(The Center Square) – The Temecula Valley school board, threatened by Governor Newsom with legislative, financial, and legal consequences, reached a compromise during an emergency meeting to adopt a new, state-approved social studies curriculum for 1st through 5th graders it had previously rejected.
Because most of the contention revolved around a fourth-grade lesson on gay rights, the compromise was the lesson would be pulled for review and a possible rewrite, a move that will likely be taken under consideration in the school district’s ongoing civil rights inquiry by the California Department of Justice.
After months of debate, the school board twice rejected adopting a new curriculum for 1st through 5th graders prepared by Teachers Curriculum Institute, one of four approved by the state and compliant with the FAIR Act, a 2011 law requiring California schools to include the history of underrepresented racial, ethnic, and cultural populations in K-12 materials. The school board’s majority claimed that while they did not want to exclude LGBTQ history from all of K-12, including LGBTQ history in 1st through 5th-grade social studies classes as the TCI materials do would require having to explain sex and gender at an “inappropriate” age.
Last week, after yet another vote by the school board to reject the TCI curriculum, Governor Newsom announced plans to fine Temecula Valley Unified $1.5 million and ship the rejected textbooks to the school district so students would have access to the new learning materials by the start of the school year.
In response, Board President Joseph Komrosky acknowledged the risk of potential consequences as a major driving factor behind the 4-0 vote at the following emergency meeting, a sharp contrast to the previous 3-2 votes to reject the curriculum in May and earlier last week.
“We have a fiscal responsibility so that I cannot steer this district into more legalities,” Komrosky said.

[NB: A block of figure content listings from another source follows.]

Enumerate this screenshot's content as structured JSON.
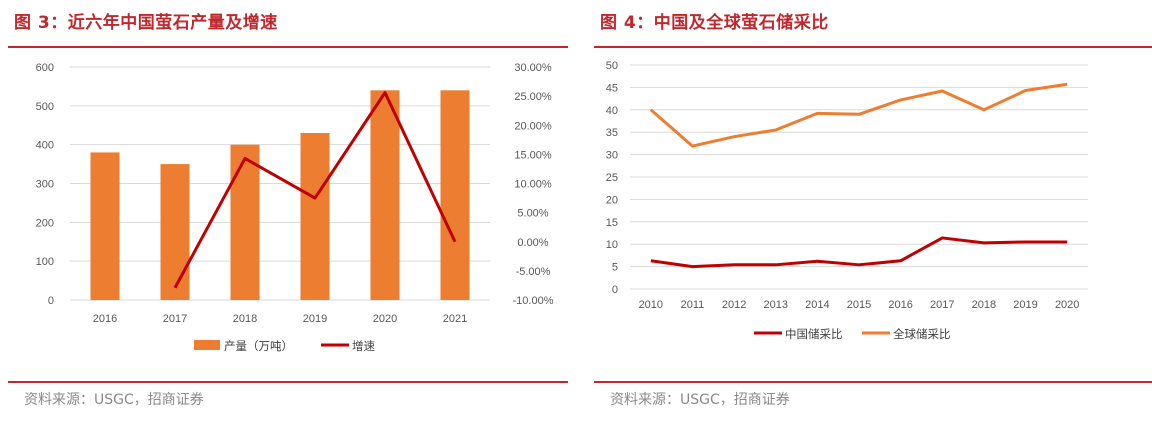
{
  "left_figure": {
    "title": "图 3：近六年中国萤石产量及增速",
    "source": "资料来源：USGC，招商证券"
  },
  "right_figure": {
    "title": "图 4：中国及全球萤石储采比",
    "source": "资料来源：USGC，招商证券"
  },
  "chart_data": [
    {
      "type": "bar",
      "title": "",
      "categories": [
        "2016",
        "2017",
        "2018",
        "2019",
        "2020",
        "2021"
      ],
      "series": [
        {
          "name": "产量（万吨）",
          "type": "bar",
          "axis": "left",
          "color": "#ed7d31",
          "values": [
            380,
            350,
            400,
            430,
            540,
            540
          ]
        },
        {
          "name": "增速",
          "type": "line",
          "axis": "right",
          "color": "#c00000",
          "values": [
            null,
            -7.9,
            14.3,
            7.5,
            25.6,
            0.0
          ]
        }
      ],
      "ylim": [
        0,
        600
      ],
      "y_ticks": [
        "0",
        "100",
        "200",
        "300",
        "400",
        "500",
        "600"
      ],
      "y2lim": [
        -10,
        30
      ],
      "y2_ticks": [
        "-10.00%",
        "-5.00%",
        "0.00%",
        "5.00%",
        "10.00%",
        "15.00%",
        "20.00%",
        "25.00%",
        "30.00%"
      ],
      "grid": true,
      "legend": "bottom"
    },
    {
      "type": "line",
      "title": "",
      "categories": [
        "2010",
        "2011",
        "2012",
        "2013",
        "2014",
        "2015",
        "2016",
        "2017",
        "2018",
        "2019",
        "2020"
      ],
      "series": [
        {
          "name": "中国储采比",
          "color": "#c00000",
          "values": [
            6.3,
            5.0,
            5.4,
            5.4,
            6.2,
            5.4,
            6.3,
            11.4,
            10.3,
            10.5,
            10.5
          ]
        },
        {
          "name": "全球储采比",
          "color": "#ed7d31",
          "values": [
            40.0,
            31.9,
            34.0,
            35.5,
            39.2,
            39.0,
            42.2,
            44.2,
            40.0,
            44.3,
            45.7
          ]
        }
      ],
      "ylim": [
        0,
        50
      ],
      "y_ticks": [
        "0",
        "5",
        "10",
        "15",
        "20",
        "25",
        "30",
        "35",
        "40",
        "45",
        "50"
      ],
      "grid": true,
      "legend": "bottom"
    }
  ]
}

Under the unanimous compromise agreement, the school board adopted the TCI materials while pulling a fourth-grade lesson on LGBTQ history for review and possible revision. With an ongoing civil rights inquiry into the school district, state leaders may believe this may be too little, too late.
“This has never been about parents’ rights. It’s not even about Harvey Milk – who appears nowhere in the textbook students receive. This is about extremists’ desire to control information and censor the materials used to teach our children,” said Newsom in a written statement. “Hate doesn’t belong in our classrooms and because of the board majority’s antics, Temecula has a civil rights investigation to answer for.”